La manche Royal

Les militants du PS n'ont pas voulu trancher la question du « leadership » au sein de leur formation. Que ce soit par l'abstention des électeurs ou la dissémination des voix, le résultat de jeudi soir rejette - ou diffère ? - ce choix.
Les militants du PS n'ont pas voulu trancher la question du « leadership » au sein de leur formation. Que ce soit par l'abstention des électeurs ou la dissémination des voix, le résultat de jeudi soir rejette - ou diffère ? - ce choix. En tout cas il est indéniable que l'échec le plus flagrant est celui de Bertrand Delanoé qui s'inscrivait sans faux semblant dans le schéma de la Vème République où le chef d'un parti a pour vocation d'en être le candidat à la présidentielle, appuyé sur une grande formation qu'il aura mise au clair sur le plan des idées et en ordre de bataille pour les campagnes à venir. L'échec est patent pour Martine Aubry qui postulait à ce rôle sans faire formellement acte de candidature, s'abritant derrière un « collectif » qui ne trompait personne sur ses intentions. Ni l'un, ni l'autre ne peuvent personnellement plus prétendre à ce « leadership », sauf au prix de combinaisons qui seraient frappées d'illégitimité au regard du vote des motions.
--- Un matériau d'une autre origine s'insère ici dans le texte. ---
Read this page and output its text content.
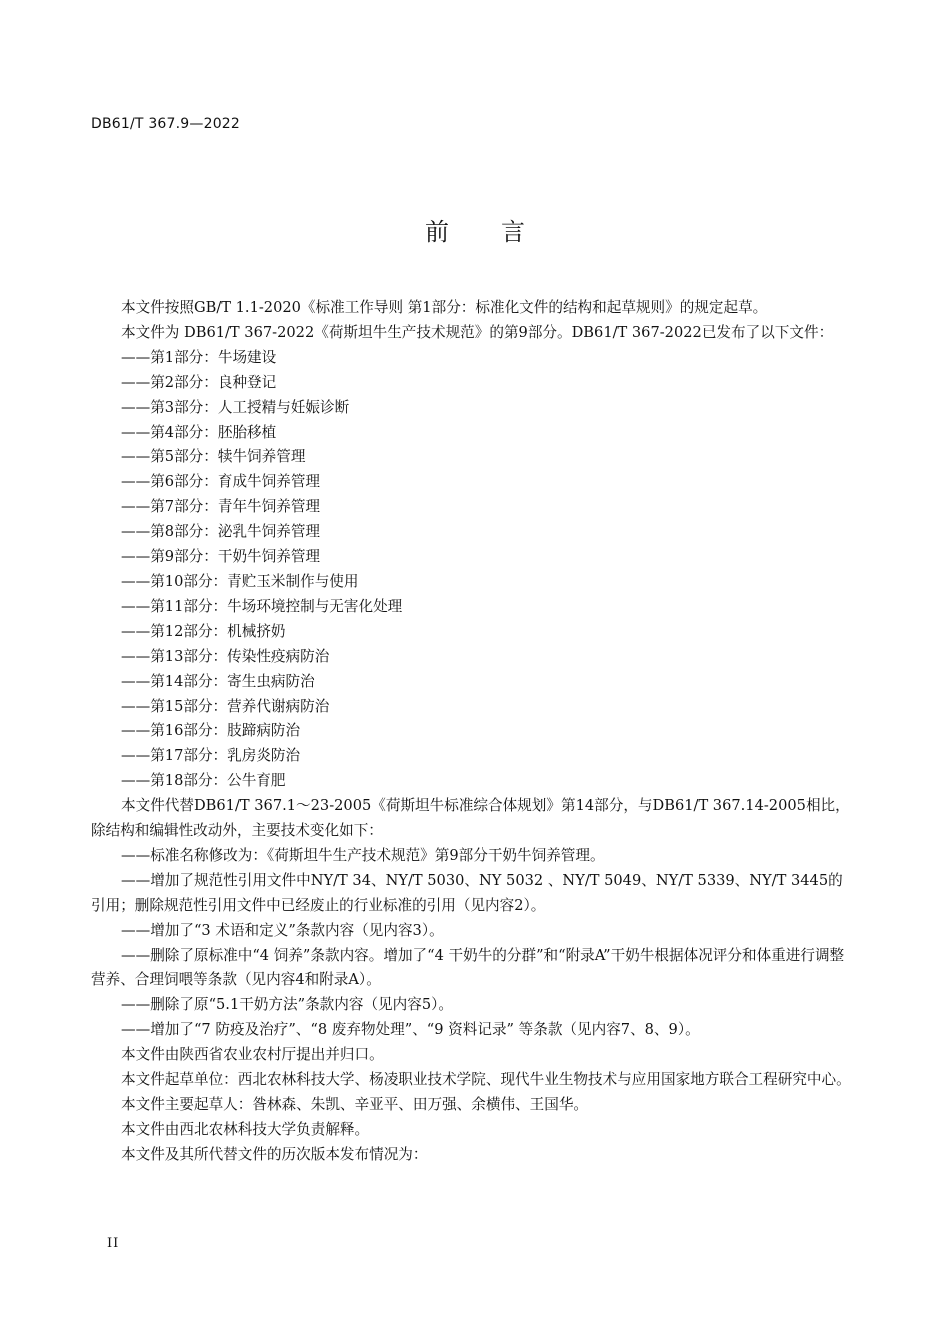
DB61/T 367.9—2022
前言

本文件按照GB/T 1.1-2020《标准工作导则 第1部分：标准化文件的结构和起草规则》的规定起草。

本文件为 DB61/T 367-2022《荷斯坦牛生产技术规范》的第9部分。DB61/T 367-2022已发布了以下文件：

——第1部分：牛场建设

——第2部分：良种登记

——第3部分：人工授精与妊娠诊断

——第4部分：胚胎移植

——第5部分：犊牛饲养管理

——第6部分：育成牛饲养管理

——第7部分：青年牛饲养管理

——第8部分：泌乳牛饲养管理

——第9部分：干奶牛饲养管理

——第10部分：青贮玉米制作与使用

——第11部分：牛场环境控制与无害化处理

——第12部分：机械挤奶

——第13部分：传染性疫病防治

——第14部分：寄生虫病防治

——第15部分：营养代谢病防治

——第16部分：肢蹄病防治

——第17部分：乳房炎防治

——第18部分：公牛育肥

本文件代替DB61/T 367.1～23-2005《荷斯坦牛标准综合体规划》第14部分，与DB61/T 367.14-2005相比，除结构和编辑性改动外，主要技术变化如下：

——标准名称修改为：《荷斯坦牛生产技术规范》第9部分干奶牛饲养管理。

——增加了规范性引用文件中NY/T 34、NY/T 5030、NY 5032 、NY/T 5049、NY/T 5339、NY/T 3445的引用；删除规范性引用文件中已经废止的行业标准的引用（见内容2）。

——增加了“3 术语和定义”条款内容（见内容3）。

——删除了原标准中“4 饲养”条款内容。增加了“4 干奶牛的分群”和“附录A”干奶牛根据体况评分和体重进行调整营养、合理饲喂等条款（见内容4和附录A）。

——删除了原“5.1干奶方法”条款内容（见内容5）。

——增加了“7 防疫及治疗”、“8 废弃物处理”、“9 资料记录” 等条款（见内容7、8、9）。

本文件由陕西省农业农村厅提出并归口。

本文件起草单位：西北农林科技大学、杨凌职业技术学院、现代牛业生物技术与应用国家地方联合工程研究中心。

本文件主要起草人：昝林森、朱凯、辛亚平、田万强、余横伟、王国华。

本文件由西北农林科技大学负责解释。

本文件及其所代替文件的历次版本发布情况为：

II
Ségolène Royal apparaît comme celle qui a la « légitimité », selon sa propre expression, pour proposer une nouvelle alliance majoritaire à son parti, sinon d'en être le fer de lance. Indéniablement le résultat obtenu par la motion E qu'elle soutenait est un succès, si l'on doit se référer au dépit des autres. Il faut une sacrée dose de mauvaise foi à Henri Emmanuelli pour relativiser les 29% obtenus par cette motion en les rapportant aux 60% des suffrages qui, en 2006, s'étaient portés sur Ségolène Royal à la primaire présidentielle. A l'époque elle était soutenue par une large partie de ceux qui se sont répartis ensuite sur le motions Delanoé et Aubry. Au jeu des comparaisons électorales, c'est le score de Benoit Hamon, dauphin du courant emmanuelliste, qui ne mérite peut-être pas les commentaires admiratifs que l'on entend en boucle. Au congrès de Dijon, en 2003, le « Nouveau monde » d'Henri Emmanuelli et Jean-Luc Mélenchon était crédité de 16,33% des suffrages et « Forces Militantes » de Marc Dolez, de 4,38%. Soit un point de plus au total que le résultat de Benoit Hamon en 2008 qui avait fédéré les uns et les autres. Il « pèse » d'ailleurs bien moins maintenant que Mélenchon et Dolez ont quitté le PS.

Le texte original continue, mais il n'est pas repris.